World Powers Call for End to Gaza Fighting
PARIS - The European Union demanded Tuesday that Israel and Hamas halt their conflict in Gaza, as the world's top diplomats scrambled to find a solution to the escalating bloodshed.
European foreign ministers met in Paris to urge a truce, while the Middle East diplomatic Quartet -- the EU, Russia, United Nations and United States -- made a similar demand after a conference call.
France, which currently holds the EU presidency, hosted a meeting of foreign ministers and senior envoys from the bloc's 27 member states to agree a common stance on the conflict.
"We want a ceasefire," French Foreign Minister Bernard Kouchner said as the meeting was taking place.
"We want it to be permanent, to be respected, with humanitarian access because there are many victims... and also a return to the peace process," he told TF1 television.
He said a joint statement was still being prepared but that "there is no difference on this point, on the contrary."
Israeli officials have said they could consider international calls for a pause in fighting to allow humanitarian aid into Gaza, but both they and their Hamas opponents have rebuffed previous calls for a lasting truce.
Earlier, some EU officials had suggested that the body would as a priority ask Israel for a temporary halt in its bombardments to allow humanitarian aid to reach Gaza's 1.5 million beleaguered residents.
"The goal is an immediate ceasefire and especially a humanitarian truce, that's what we're going to ask Israel, and we hope they'll accept," Spain's Foreign Minister Miguel Angel Moratinos said before the talks.
France's President Nicolas Sarkozy is to meet Israeli Foreign Minister Tzipi Livni on Thursday in Paris, his office said.

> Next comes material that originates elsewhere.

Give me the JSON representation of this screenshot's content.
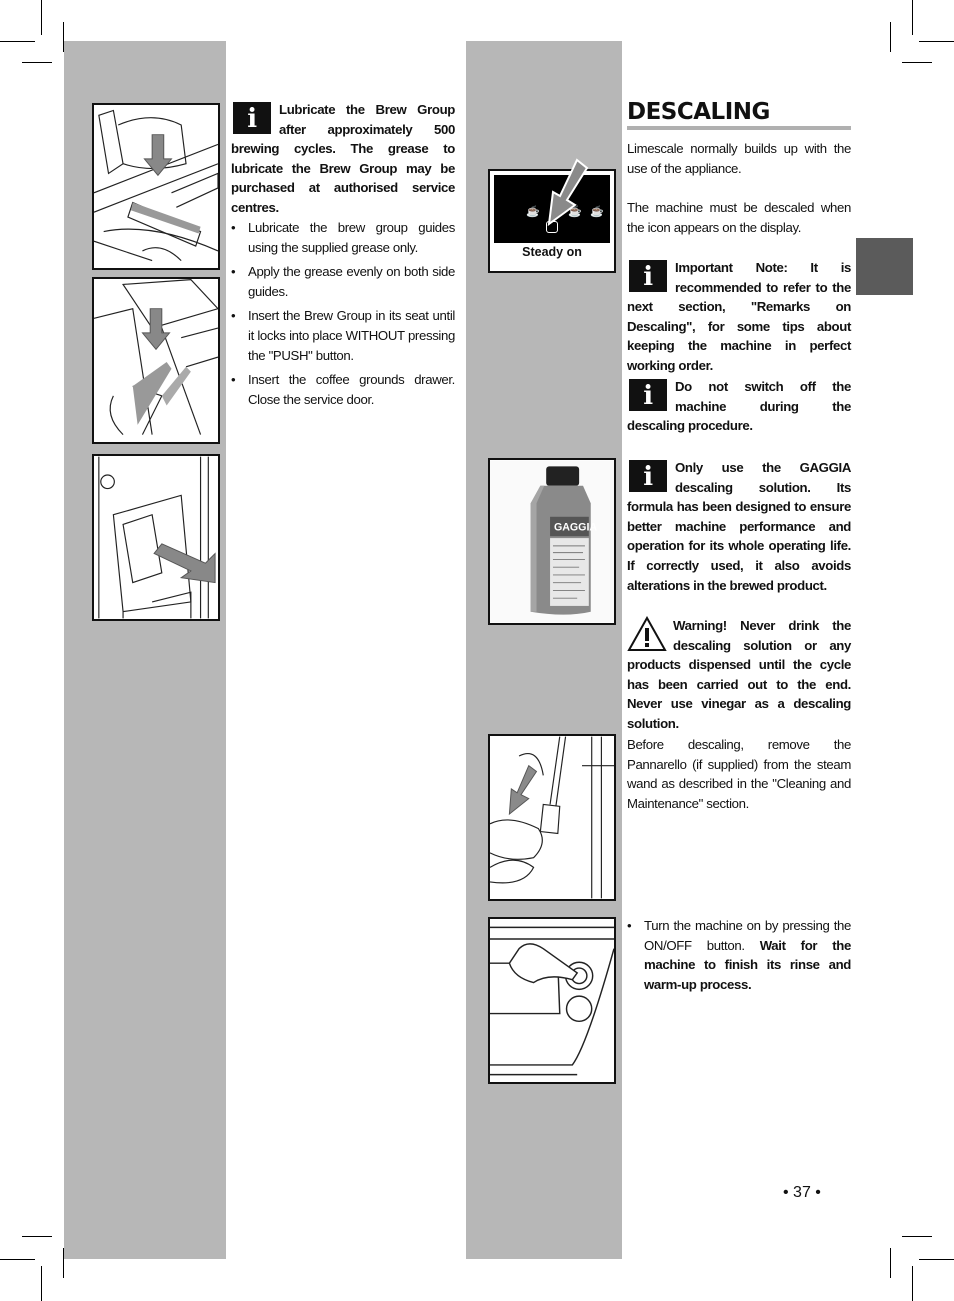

Foreign capitals largely agreed on the need for both sides to halt the bombardments, though Germany and the United States have blamed the fighting squarely on the Palestinian Islamist Hamas movement.
UN Secretary General Ban Ki-moon was joined on a conference call by foreign ministers Sergei Lavrov of Russia, Condoleezza Rice of the United States and Bernard Kouchner of France.
The Quartet's peace envoy, Tony Blair, was also on the call along with EU foreign policy chief Javier Solana.
Afterwards, the UN issued a statement giving their officials' account of the call, while the Quartet made no joint statement itself, perhaps suggesting they had been unable to agree on the wording.
"The Quartet principals... called for an immediate ceasefire that would be fully respected," the statement said.
"They called on all parties to address the serious humanitarian and economic needs in Gaza and to take necessary measures to ensure the continuous provision of humanitarian supplies," it added.
The United States backs Israel's right to defend itself and Israel has warned of a long campaign ahead -- with some senior officials openly declaring that the offensive aims to topple Gaza's Hamas administration.
Such statements have undermined hopes of a quick end to the bloodshed that has already left more than 370 Palestinians -- around a sixth of them civilians -- and four Israelis dead since Saturday.
The EU could also propose measures to help calm tempers, including a revival of a suspended EU observer mission to the Rafah border crossing between Gaza and Egypt, a Paris-based diplomat said ahead of the EU talks.
Egypt temporarily opened the checkpoint to allow wounded Palestinians out of Gaza, but Europe would like to oversee a more permanent arrangement to allow in aid and end the Hamas-controlled territory's isolation.
Egypt's President Hosni Mubarak said the Rafah crossing would remain closed until the Palestinian president, Mahmud Abbas, regained control of Gaza from his Hamas rivals and EU observers were deployed.
On Sunday, the UN Security Council approved a non-binding statement calling for "an immediate halt to all violence" in Gaza and urging all sides "to stop immediately all military activities."
Nevertheless, Hamas has fired more than 250 rockets into Israeli territory and scores of Israeli air strikes have taken a mounting toll.
The crisis erupted on December 19 when a ceasefire between Hamas and Israel expired. The Palestinian group refused to renew the truce and stepped up rocket attacks on Israeli civilian targets. Israel launched its air raids on Saturday.